With the below code, I'm getting the error Error: Model is non-convex

import pandas as pd
dmd =  {
        'TONS_BY_MONTH': {'PRODUCT_A': 27283.781, 'PRODUCT_B': 119.477, 'PRODUCT_C': 4651.003}
    }
df_demanda = pd.DataFrame(dmd)
df_demanda

custo = {
     'MC05': {'PRODUCT_A': 1368, 'PRODUCT_B': 1368, 'PRODUCT_C': 1368},
     'MC06': {'PRODUCT_A': 1435, 'PRODUCT_B': 1435, 'PRODUCT_C': 1427},
     'MC07': {'PRODUCT_A': 1189, 'PRODUCT_B': 1207, 'PRODUCT_C': 0},
     'MC08': {'PRODUCT_A': 1221, 'PRODUCT_B': 1209, 'PRODUCT_C': 0},
     'MC09': {'PRODUCT_A': 1905, 'PRODUCT_B': 1907, 'PRODUCT_C': 1965}
     } 

df_custo = pd.DataFrame(custo)
df_custo

produtos = ['PRODUCT_A', 'PRODUCT_B', 'PRODUCT_C']
maquinas = ['MC05','MC06','MC07','MC08','MC09']
dias = list(range(1,30))

capacidade = {
    'MC05': {'PRODUCT_A': 371, 'PRODUCT_B': 371, 'PRODUCT_C': 427},
    'MC06': {'PRODUCT_A': 396, 'PRODUCT_B': 396, 'PRODUCT_C': 435},
    'MC07': {'PRODUCT_A': 547, 'PRODUCT_B': 571, 'PRODUCT_C': 0},
    'MC08': {'PRODUCT_A': 476, 'PRODUCT_B': 497, 'PRODUCT_C': 0},
    'MC09': {'PRODUCT_A': 657, 'PRODUCT_B': 692, 'PRODUCT_C': 790}
    }
df_capacidade = pd.DataFrame(capacidade)
df_capacidade

from docplex.mp.model import Model
mdl = Model(name="DEMANDA_BY_DAY")



x  = {(i,j):
      mdl.continuous_var(name="PRODUCAO_{0}_{1}".format(i,j)) for i in produtos for j in maquinas }


DIAS  = {(d):
         mdl.binary_var(name="DIA_{0}".format(d)) for d in dias}

mdl.minimize(mdl.sum([ DIAS[d] * (df_custo.loc[i,j] * x[(i,j)]) for d in dias for i in produtos for j in maquinas]))



for i in produtos:
             mdl.add_constraint( mdl.sum([x[(i,j)] * DIAS[d] for d in DIAS  for j in maquinas ]) == df_demanda.loc[i,'TONS_BY_MONTH'])

for i in produtos:
             mdl.add_constraint(  mdl.sum([x[(i,j)] * DIAS[d]  for d in DIAS for j in maquinas ]) <= mdl.sum([df_capacidade.loc[i,s] for s in maquinas]))
        
        
mdl.solve(log_output=True)

Answer 1

Your model contains constraints with sums of terms of the form x_i * y_+i. Such constraints are not convex, basically any quadratic product of two different variables X *Y is non-convex. CPLEX does not yet solve non-convex QCPs, so you need to reformulate your problem without these products. I see two possible ways:

• either extend the X variable matrix (BTW, you can probably use Model.continuous_var_matrix to simplify) with one extra dimension for days, and you have one variable per triple (product, machine, day)

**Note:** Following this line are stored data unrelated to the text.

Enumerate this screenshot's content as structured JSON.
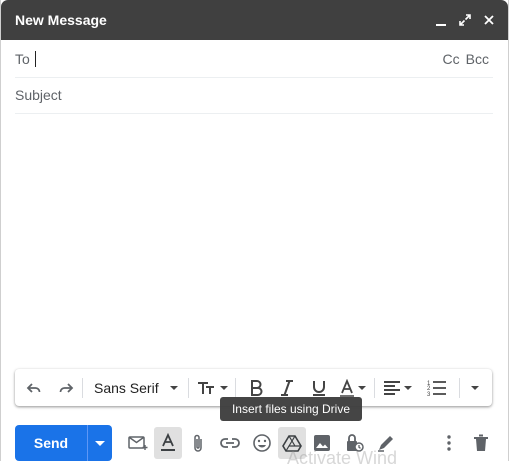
{
  "window": {
    "title": "New Message"
  },
  "fields": {
    "to_label": "To",
    "cc_label": "Cc",
    "bcc_label": "Bcc",
    "subject_placeholder": "Subject"
  },
  "toolbar": {
    "font_family": "Sans Serif",
    "icons": [
      "undo-icon",
      "redo-icon",
      "font-size-icon",
      "bold-icon",
      "italic-icon",
      "underline-icon",
      "text-color-icon",
      "align-icon",
      "numbered-list-icon",
      "more-formatting-icon"
    ]
  },
  "tooltip": {
    "text": "Insert files using Drive"
  },
  "footer": {
    "send_label": "Send",
    "icons": [
      "mail-merge-icon",
      "formatting-options-icon",
      "attach-icon",
      "link-icon",
      "emoji-icon",
      "drive-icon",
      "photo-icon",
      "confidential-icon",
      "signature-icon",
      "more-options-icon",
      "discard-icon"
    ]
  },
  "watermark": {
    "text": "Activate Wind"
  },
  "colors": {
    "header_bg": "#404040",
    "send_blue": "#1a73e8"
  }
}
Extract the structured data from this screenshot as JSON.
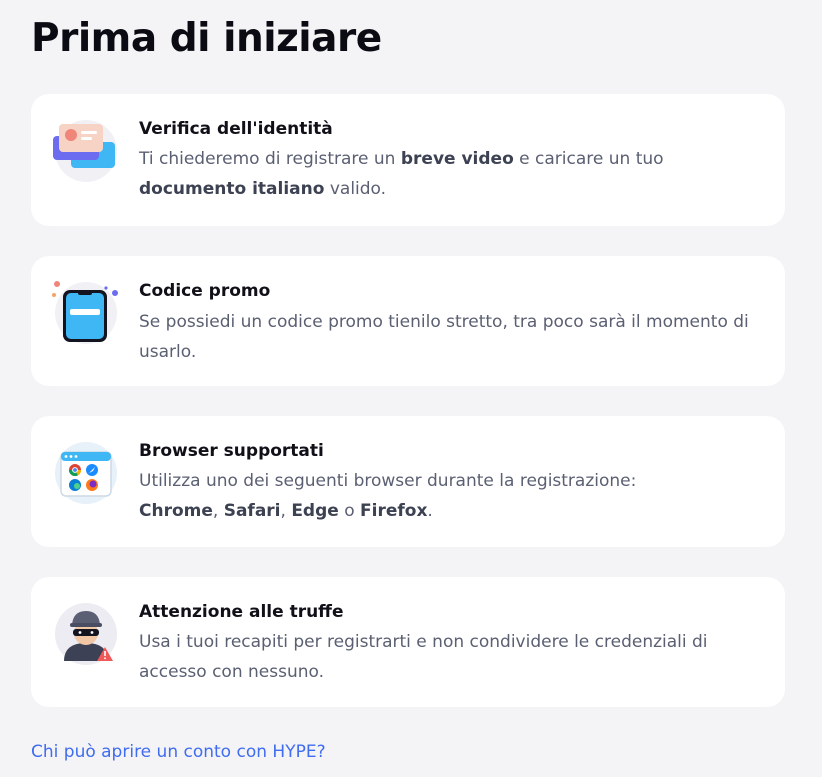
{
  "page": {
    "title": "Prima di iniziare",
    "footer_link": "Chi può aprire un conto con HYPE?"
  },
  "cards": [
    {
      "icon": "id-card-icon",
      "title": "Verifica dell'identità",
      "text_1": "Ti chiederemo di registrare un ",
      "bold_1": "breve video",
      "text_2": " e caricare un tuo ",
      "bold_2": "documento italiano",
      "text_3": " valido."
    },
    {
      "icon": "phone-promo-icon",
      "title": "Codice promo",
      "text": "Se possiedi un codice promo tienilo stretto, tra poco sarà il momento di usarlo."
    },
    {
      "icon": "browser-window-icon",
      "title": "Browser supportati",
      "text_1": "Utilizza uno dei seguenti browser durante la registrazione:",
      "browser_chrome": "Chrome",
      "sep_1": ", ",
      "browser_safari": "Safari",
      "sep_2": ", ",
      "browser_edge": "Edge",
      "sep_3": " o ",
      "browser_firefox": "Firefox",
      "end": "."
    },
    {
      "icon": "scammer-warning-icon",
      "title": "Attenzione alle truffe",
      "text": "Usa i tuoi recapiti per registrarti e non condividere le credenziali di accesso con nessuno."
    }
  ]
}
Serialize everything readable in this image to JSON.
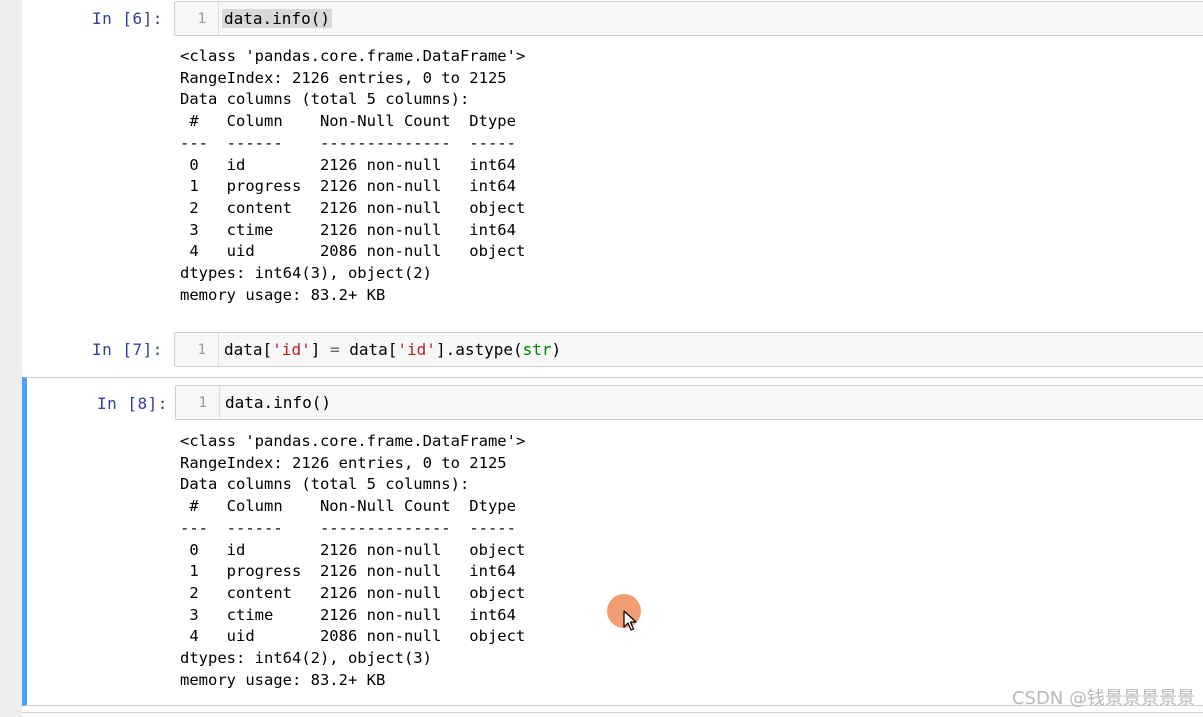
{
  "cells": [
    {
      "prompt": "In  [6]:",
      "line_number": "1",
      "code": "data.info()",
      "output": "<class 'pandas.core.frame.DataFrame'>\nRangeIndex: 2126 entries, 0 to 2125\nData columns (total 5 columns):\n #   Column    Non-Null Count  Dtype \n---  ------    --------------  ----- \n 0   id        2126 non-null   int64 \n 1   progress  2126 non-null   int64 \n 2   content   2126 non-null   object\n 3   ctime     2126 non-null   int64 \n 4   uid       2086 non-null   object\ndtypes: int64(3), object(2)\nmemory usage: 83.2+ KB"
    },
    {
      "prompt": "In  [7]:",
      "line_number": "1",
      "code_parts": {
        "a": "data[",
        "b": "'id'",
        "c": "] ",
        "d": "=",
        "e": " data[",
        "f": "'id'",
        "g": "].astype(",
        "h": "str",
        "i": ")"
      }
    },
    {
      "prompt": "In  [8]:",
      "line_number": "1",
      "code": "data.info()",
      "output": "<class 'pandas.core.frame.DataFrame'>\nRangeIndex: 2126 entries, 0 to 2125\nData columns (total 5 columns):\n #   Column    Non-Null Count  Dtype \n---  ------    --------------  ----- \n 0   id        2126 non-null   object\n 1   progress  2126 non-null   int64 \n 2   content   2126 non-null   object\n 3   ctime     2126 non-null   int64 \n 4   uid       2086 non-null   object\ndtypes: int64(2), object(3)\nmemory usage: 83.2+ KB"
    }
  ],
  "watermark": "CSDN @钱景景景景景",
  "colors": {
    "selection_bar": "#42a5f5",
    "prompt": "#303f9f",
    "string": "#ba2121",
    "builtin": "#008000",
    "cursor_highlight": "#f08c5a"
  },
  "icons": {
    "cursor": "mouse-pointer-icon"
  }
}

• also check indicator constraint: an indicator constraint link dynamically the value of a binary variable and a linear constraint. IN other terms, if during the search for a solution, the binary variable becomes 1 (or 0) then some linear constraint is enforced, otherwise it is undefined whether it is true or false.

For example, the following code

mdl.add_indicator(dias[0], x[1,2] ==0, active_value=0)

states that if the final value of the binary variables dias[0] is 0 (the active_value), then the constraint x[1,2]==0 becomes true.

Note that this works one-way: the value of the binary variable influences the status of the constraint, but not the other way round.

Let me know if you have questions on the reformulation of the model.